The year my mother met my father, there were several young men working at her house, running errands for her father, pickling vegetables with her mother. It was understood by everyone that these men were courting my mother. My mother claims she had no such understanding.

She treated these men as brothers, sometimes as uncles even, later exclaiming in self-defense, "I didn't even know about love then.”

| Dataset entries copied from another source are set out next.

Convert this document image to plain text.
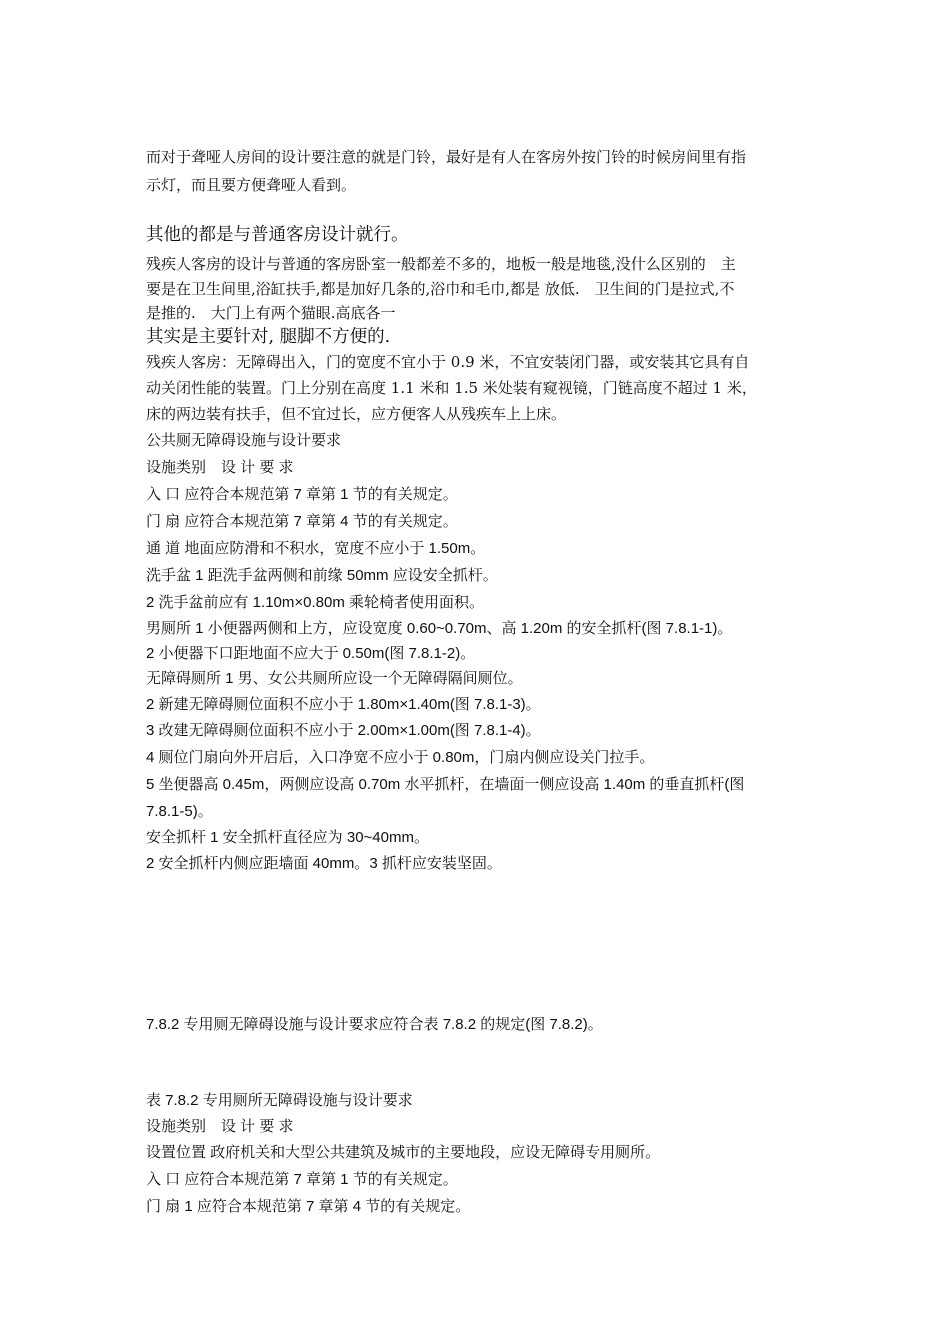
而对于聋哑人房间的设计要注意的就是门铃，最好是有人在客房外按门铃的时候房间里有指

示灯，而且要方便聋哑人看到。

其他的都是与普通客房设计就行。

残疾人客房的设计与普通的客房卧室一般都差不多的，地板一般是地毯,没什么区别的　主

要是在卫生间里,浴缸扶手,都是加好几条的,浴巾和毛巾,都是 放低.　卫生间的门是拉式,不

是推的.　大门上有两个猫眼.高底各一

其实是主要针对, 腿脚不方便的.

残疾人客房：无障碍出入，门的宽度不宜小于 0.9 米，不宜安装闭门器，或安装其它具有自

动关闭性能的装置。门上分别在高度 1.1 米和 1.5 米处装有窥视镜，门链高度不超过 1 米，

床的两边装有扶手，但不宜过长，应方便客人从残疾车上上床。

公共厕无障碍设施与设计要求

设施类别　设 计 要 求

入 口 应符合本规范第 7 章第 1 节的有关规定。

门 扇 应符合本规范第 7 章第 4 节的有关规定。

通 道 地面应防滑和不积水，宽度不应小于 1.50m。

洗手盆 1 距洗手盆两侧和前缘 50mm 应设安全抓杆。

2 洗手盆前应有 1.10m×0.80m 乘轮椅者使用面积。

男厕所 1 小便器两侧和上方，应设宽度 0.60~0.70m、高 1.20m 的安全抓杆(图 7.8.1-1)。

2 小便器下口距地面不应大于 0.50m(图 7.8.1-2)。

无障碍厕所 1 男、女公共厕所应设一个无障碍隔间厕位。

2 新建无障碍厕位面积不应小于 1.80m×1.40m(图 7.8.1-3)。

3 改建无障碍厕位面积不应小于 2.00m×1.00m(图 7.8.1-4)。

4 厕位门扇向外开启后，入口净宽不应小于 0.80m，门扇内侧应设关门拉手。

5 坐便器高 0.45m，两侧应设高 0.70m 水平抓杆，在墙面一侧应设高 1.40m 的垂直抓杆(图

7.8.1-5)。

安全抓杆 1 安全抓杆直径应为 30~40mm。

2 安全抓杆内侧应距墙面 40mm。3 抓杆应安装坚固。

7.8.2 专用厕无障碍设施与设计要求应符合表 7.8.2 的规定(图 7.8.2)。

表 7.8.2 专用厕所无障碍设施与设计要求

设施类别　设 计 要 求

设置位置 政府机关和大型公共建筑及城市的主要地段，应设无障碍专用厕所。

入 口 应符合本规范第 7 章第 1 节的有关规定。

门 扇 1 应符合本规范第 7 章第 4 节的有关规定。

Ma says love came to her in a dark movie theater. She doesn't remember what movie it was or why she'd gone to see it, only that she’d gone alone and found herself sitting beside him. In the dark she couldn't make out his face but noticed he was handsome. She wondered if he knew she was watching him out of the corner of her eye. Watching him without embarrassment or shame. Watching him with a strange curiosity, a feeling that made her want to trace and retrace his silhouette with her fingertips until she'd memorized every feature and could call his face to her in any dark place she passed through. Later, in the shadow of the beached fishing boats on the blackest nights of the year, she would call him to mind, his face a warm companion for her body on the edge of the sea.

 

In the early days of my parents' courtship, my mother told stories. She confessed elaborate dreams about the end of war: foods she'd eat (a banquet table, mangoes piled high to the ceiling); songs she’d make up and sing, clapping her hands over her head and throwing her hair like a horse's mane; dances she'd do, hopping from one foot to the other. Unlike the responsible favorite daughter or sister she was to her family, with my father, in the forest, my mother became reckless, drunk on her youth and the possibility of love. Ignoring the chores to be done at home, she rolled her pants up to her knees, stuck her bare feet in puddles, and learned to smoke a cigarette.

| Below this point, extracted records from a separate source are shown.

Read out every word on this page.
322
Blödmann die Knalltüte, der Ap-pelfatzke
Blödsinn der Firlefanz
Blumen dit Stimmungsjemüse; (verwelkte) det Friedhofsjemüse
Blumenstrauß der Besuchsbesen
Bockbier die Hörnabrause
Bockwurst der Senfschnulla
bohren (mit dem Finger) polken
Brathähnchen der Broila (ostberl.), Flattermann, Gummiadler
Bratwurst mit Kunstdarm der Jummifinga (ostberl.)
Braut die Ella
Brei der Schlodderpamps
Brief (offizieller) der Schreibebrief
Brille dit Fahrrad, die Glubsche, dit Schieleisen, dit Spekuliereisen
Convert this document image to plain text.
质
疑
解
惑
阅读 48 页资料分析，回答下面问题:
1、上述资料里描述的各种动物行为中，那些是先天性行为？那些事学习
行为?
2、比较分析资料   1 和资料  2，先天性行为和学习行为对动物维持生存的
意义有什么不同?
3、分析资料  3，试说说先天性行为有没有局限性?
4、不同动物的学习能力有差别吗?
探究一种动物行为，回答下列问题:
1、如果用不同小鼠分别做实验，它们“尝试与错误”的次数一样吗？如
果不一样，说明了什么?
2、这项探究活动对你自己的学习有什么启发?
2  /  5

She tied a vermilion ribbon in her hair. She became moody. She did her chores as though they were favors to her family, forgetting that she ate the same rice and was dependent on the same supply of food. It seemed to her the face that stared back at her from deep inside the family well was the face of a woman she had never seen before. At night she lay in bed and thought of his hands, the way his thumb flicked down on the lighter and brought fire to her cigarette. She began to wonder what the forests were like before the trees were dying. She remembered her father had once described to her the smiling broadness of leaves, jungles thick in the tangle of rich soil.

One evening, she followed my father in circles through the forest, supposedly in search of the clearing that would take them to his aunt's house. They wandered aimlessly into darkness, never finding the clearing or the aunt she knew he never had.

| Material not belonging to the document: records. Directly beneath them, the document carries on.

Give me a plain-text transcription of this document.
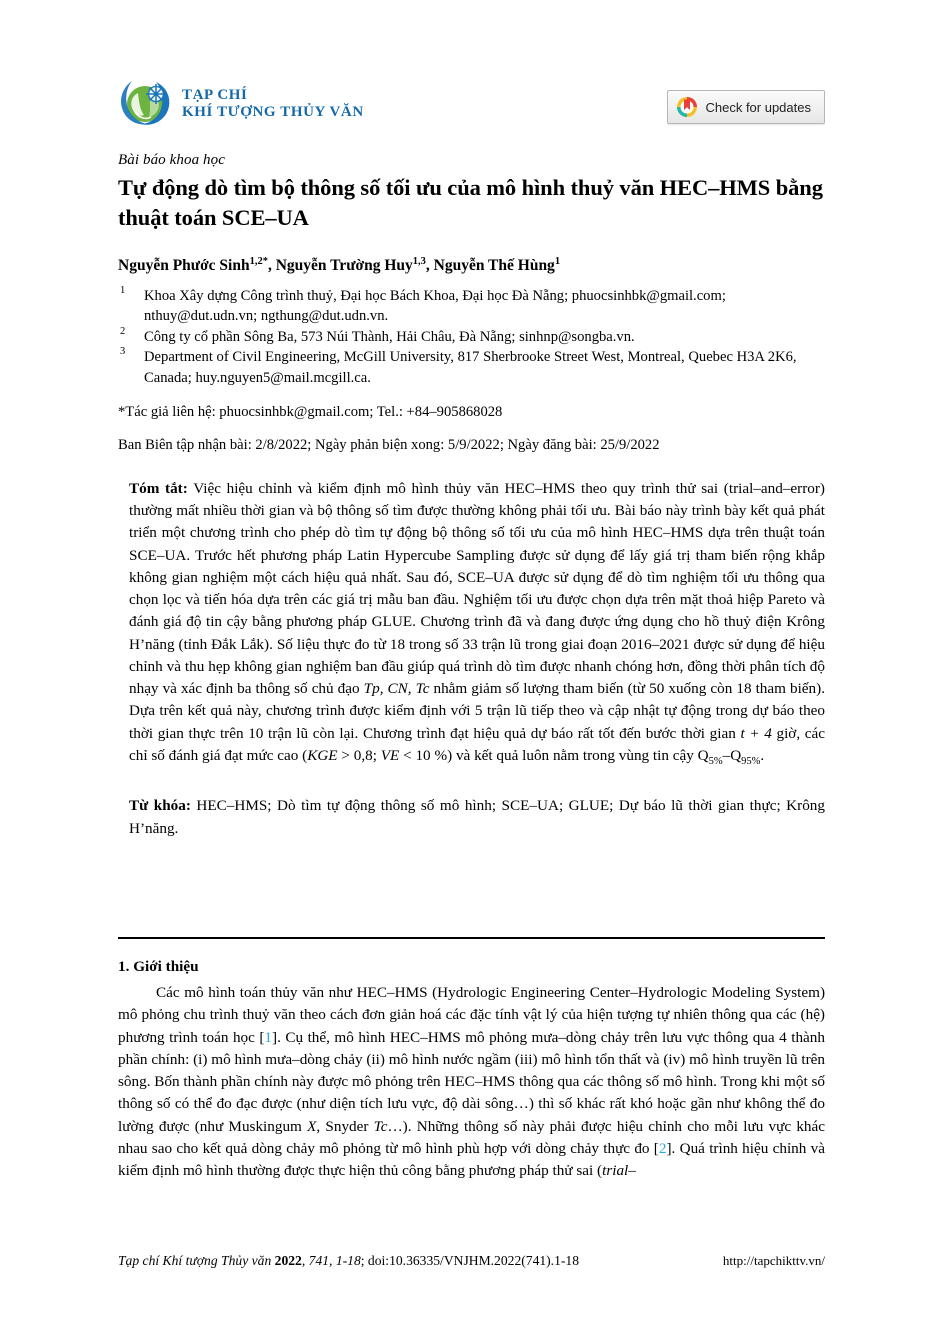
TẠP CHÍ
KHÍ TƯỢNG THỦY VĂN	Check for updates
Bài báo khoa học
Tự động dò tìm bộ thông số tối ưu của mô hình thuỷ văn HEC–HMS bằng thuật toán SCE–UA
Nguyễn Phước Sinh$^{1,2*}$, Nguyễn Trường Huy$^{1,3}$, Nguyễn Thế Hùng$^1$

1 Khoa Xây dựng Công trình thuỷ, Đại học Bách Khoa, Đại học Đà Nẵng; phuocsinhbk@gmail.com; nthuy@dut.udn.vn; ngthung@dut.udn.vn.

2 Công ty cổ phần Sông Ba, 573 Núi Thành, Hải Châu, Đà Nẵng; sinhnp@songba.vn.

3 Department of Civil Engineering, McGill University, 817 Sherbrooke Street West, Montreal, Quebec H3A 2K6, Canada; huy.nguyen5@mail.mcgill.ca.

*Tác giả liên hệ: phuocsinhbk@gmail.com; Tel.: +84–905868028
Ban Biên tập nhận bài: 2/8/2022; Ngày phản biện xong: 5/9/2022; Ngày đăng bài: 25/9/2022

Tóm tắt: Việc hiệu chỉnh và kiểm định mô hình thủy văn HEC–HMS theo quy trình thử sai (trial–and–error) thường mất nhiều thời gian và bộ thông số tìm được thường không phải tối ưu. Bài báo này trình bày kết quả phát triển một chương trình cho phép dò tìm tự động bộ thông số tối ưu của mô hình HEC–HMS dựa trên thuật toán SCE–UA. Trước hết phương pháp Latin Hypercube Sampling được sử dụng để lấy giá trị tham biến rộng khắp không gian nghiệm một cách hiệu quả nhất. Sau đó, SCE–UA được sử dụng để dò tìm nghiệm tối ưu thông qua chọn lọc và tiến hóa dựa trên các giá trị mẫu ban đầu. Nghiệm tối ưu được chọn dựa trên mặt thoả hiệp Pareto và đánh giá độ tin cậy bằng phương pháp GLUE. Chương trình đã và đang được ứng dụng cho hồ thuỷ điện Krông H’năng (tỉnh Đắk Lắk). Số liệu thực đo từ 18 trong số 33 trận lũ trong giai đoạn 2016–2021 được sử dụng để hiệu chỉnh và thu hẹp không gian nghiệm ban đầu giúp quá trình dò tìm được nhanh chóng hơn, đồng thời phân tích độ nhạy và xác định ba thông số chủ đạo Tp, CN, Tc nhằm giảm số lượng tham biến (từ 50 xuống còn 18 tham biến). Dựa trên kết quả này, chương trình được kiểm định với 5 trận lũ tiếp theo và cập nhật tự động trong dự báo theo thời gian thực trên 10 trận lũ còn lại. Chương trình đạt hiệu quả dự báo rất tốt đến bước thời gian t + 4 giờ, các chỉ số đánh giá đạt mức cao (KGE > 0,8; VE < 10 %) và kết quả luôn nằm trong vùng tin cậy $Q_{5\%}-Q_{95\%}$.

Từ khóa: HEC–HMS; Dò tìm tự động thông số mô hình; SCE–UA; GLUE; Dự báo lũ thời gian thực; Krông H’năng.

1. Giới thiệu

Các mô hình toán thủy văn như HEC–HMS (Hydrologic Engineering Center–Hydrologic Modeling System) mô phỏng chu trình thuỷ văn theo cách đơn giản hoá các đặc tính vật lý của hiện tượng tự nhiên thông qua các (hệ) phương trình toán học [1]. Cụ thể, mô hình HEC–HMS mô phỏng mưa–dòng chảy trên lưu vực thông qua 4 thành phần chính: (i) mô hình mưa–dòng chảy (ii) mô hình nước ngầm (iii) mô hình tổn thất và (iv) mô hình truyền lũ trên sông. Bốn thành phần chính này được mô phỏng trên HEC–HMS thông qua các thông số mô hình. Trong khi một số thông số có thể đo đạc được (như diện tích lưu vực, độ dài sông…) thì số khác rất khó hoặc gần như không thể đo lường được (như Muskingum X, Snyder Tc…). Những thông số này phải được hiệu chỉnh cho mỗi lưu vực khác nhau sao cho kết quả dòng chảy mô phỏng từ mô hình phù hợp với dòng chảy thực đo [2]. Quá trình hiệu chỉnh và kiểm định mô hình thường được thực hiện thủ công bằng phương pháp thử sai (trial–

Tạp chí Khí tượng Thủy văn 2022, 741, 1-18; doi:10.36335/VNJHM.2022(741).1-18	http://tapchikttv.vn/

"You're not from here," she said.

"I know."

"So tell me, what's your aunt's name?"

"Xuan."

"Spring?"

"Yes." She laughed. I can't be here, she thought.

"My father will be looking for me —"

"I'll walk you home. It's not too late." I

n the dark, she could feel his hand extending toward her, filling the space between them. They had not touched once the entire evening and now he stood offering his hand to her. She stared at him for a long time. There was a small scar on his chin, curved like her fingernail. It was too dark to see this. She realized she had memorized his face.

 

My first memory of my father's face is framed by the coiling barbed wire of a prison camp in South Vietnam. My mother's voice crosses through the wire. She is whispering his name and, in this utterance, caressing him. Over and over she calls him to her: "Anh Minh, Anh Minh." His name becomes a tree she presses her body against. The act of calling blows around them like a warm breeze, and when she utters her own name, it is the second half of a verse that began with his. She drops her name like a pebble is dropped into a well. She wants to be engulfed by him. "Anh Minh, em My. Anh Minh. Em, em My."

She is crossing through barbed wire the way some people step through open windows. She arrives warm, the slightest film of sweat on her bare arms. She says, "It's me, it's me." Shy and formal and breathless, my parents are always meeting for the first time. Savoring the sound of a name, marveling at the bone structure.

I trail behind them, the tip of their dragon's tail. I am suspended like a silk banner from the body of a kite. They flick me here and there. I twist and turn in the air, connected to them by this fabric that worms spin.

 

For a handful of pebbles and my father's sharp profile my mother left home and never returned. Imagine a handful of pebbles. The casual way he tossed them at her as she was walking home from school with her girlfriends. He did this because he liked her and wanted to let her know. Boys are dumb that way, my mother told me. A handful of pebbles, to be thrown in anger, in desperation, in joy. My father threw them in love. Ma says they touched her like warm kisses, these pebbles he had been holding  in the sun. Warm kisses on the curve of her back, sliding down the crook of her arm, grazing her ankles and landing around her feet in the hot sand.

 

What my father told her could have been a story. There was no one in the South to confirm the details of his life. He said he came from a semi-aristocratic Northern family. Unlacing his boot, he pulled out his foot and told her to pay close attention to how his second toe was significantly longer than his other toes. "A sure sign of aristocracy," he claimed. His nose was high, he said, because his mother was French, one of the many mistresses his father kept. He found this out when he was sixteen. That year, he ran away from home and came south.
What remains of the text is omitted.